Reputation: 470
In my project, I have three input files and make the file names as args(0) to args(2), I also have a output filename as args(3), in the source code, I use
val sc = new SparkContext()
var log = sc.textFile(args(0))
for(i <- 1 until args.size - 1) log = log.union(sc.textFile(args(i)))
I do nothing to the log but save it as a text file by using
log.coalesce(1, true).saveAsTextFile(args(args.size - 1))
but it still save to 3 file as part-00000、part-00001、part-00002, So is there any way that I can save the three input files to an output file?
Upvotes: 7
Views: 15357
Reputation: 21499
As mentioned your problem is somewhat unavoidable via the standard API's as the assumption is that you are dealing with large quanatities of data. However, if I assume your data is manageable you could try the following
import java.nio.file.{Paths, Files}
import java.nio.charset.StandardCharsets
Files.write(Paths.get("./test_file"), data.collect.mkString("\n").getBytes(StandardCharsets.UTF_8))
What I am doing here is converting the RDD into a String by performing a collect and then mkString. I would suggest not doing this in production. It works fine for local data analysis (Working with 5gb~ of local data)
Upvotes: 0
Reputation: 2444
Having multiple output files is a standard behavior of multi-machine clusters like Hadoop or Spark. The number of output files depends on the number of reducers.
How to "solve" it in Hadoop: merge output files after reduce phase
How to "solve" in Spark: how to make saveAsTextFile NOT split output into multiple file?
A good info you can get also here: http://apache-spark-user-list.1001560.n3.nabble.com/How-to-make-Spark-merge-the-output-file-td322.html
So, you were right about coalesce(1,true)
. However, it is very inefficient.

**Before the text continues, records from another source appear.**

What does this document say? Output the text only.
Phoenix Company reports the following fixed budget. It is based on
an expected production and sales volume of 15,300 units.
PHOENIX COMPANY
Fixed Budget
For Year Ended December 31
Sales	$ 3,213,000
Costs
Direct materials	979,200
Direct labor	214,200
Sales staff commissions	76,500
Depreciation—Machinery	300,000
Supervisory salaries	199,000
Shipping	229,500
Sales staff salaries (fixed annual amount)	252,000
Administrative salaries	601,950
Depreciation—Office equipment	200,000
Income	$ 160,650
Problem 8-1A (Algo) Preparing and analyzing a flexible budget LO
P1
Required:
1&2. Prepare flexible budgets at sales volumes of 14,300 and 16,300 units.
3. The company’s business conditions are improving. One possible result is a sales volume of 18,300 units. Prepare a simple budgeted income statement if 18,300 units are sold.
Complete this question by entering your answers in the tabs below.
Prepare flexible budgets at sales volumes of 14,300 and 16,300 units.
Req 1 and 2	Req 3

Interesting is that (as @climbage mentioned in his remark) your code is working if you run it locally.
What you might try is to read the files first and then save the output.
...
val sc = new SparkContext()
var str = new String("")
for(i <- 0 until args.size - 1){
val file = sc.textFile(args(i))
file.foreach(line => str+= line)
}
//and now you might save the content
str.coalesce(1, true).saveAsTextFile("out")
Note: this code is also extremely inefficient and working for small files only!!! You need to come up with a better code. I wouldn't try to reduce number of file but process multiple outputs files instead.
Upvotes: 2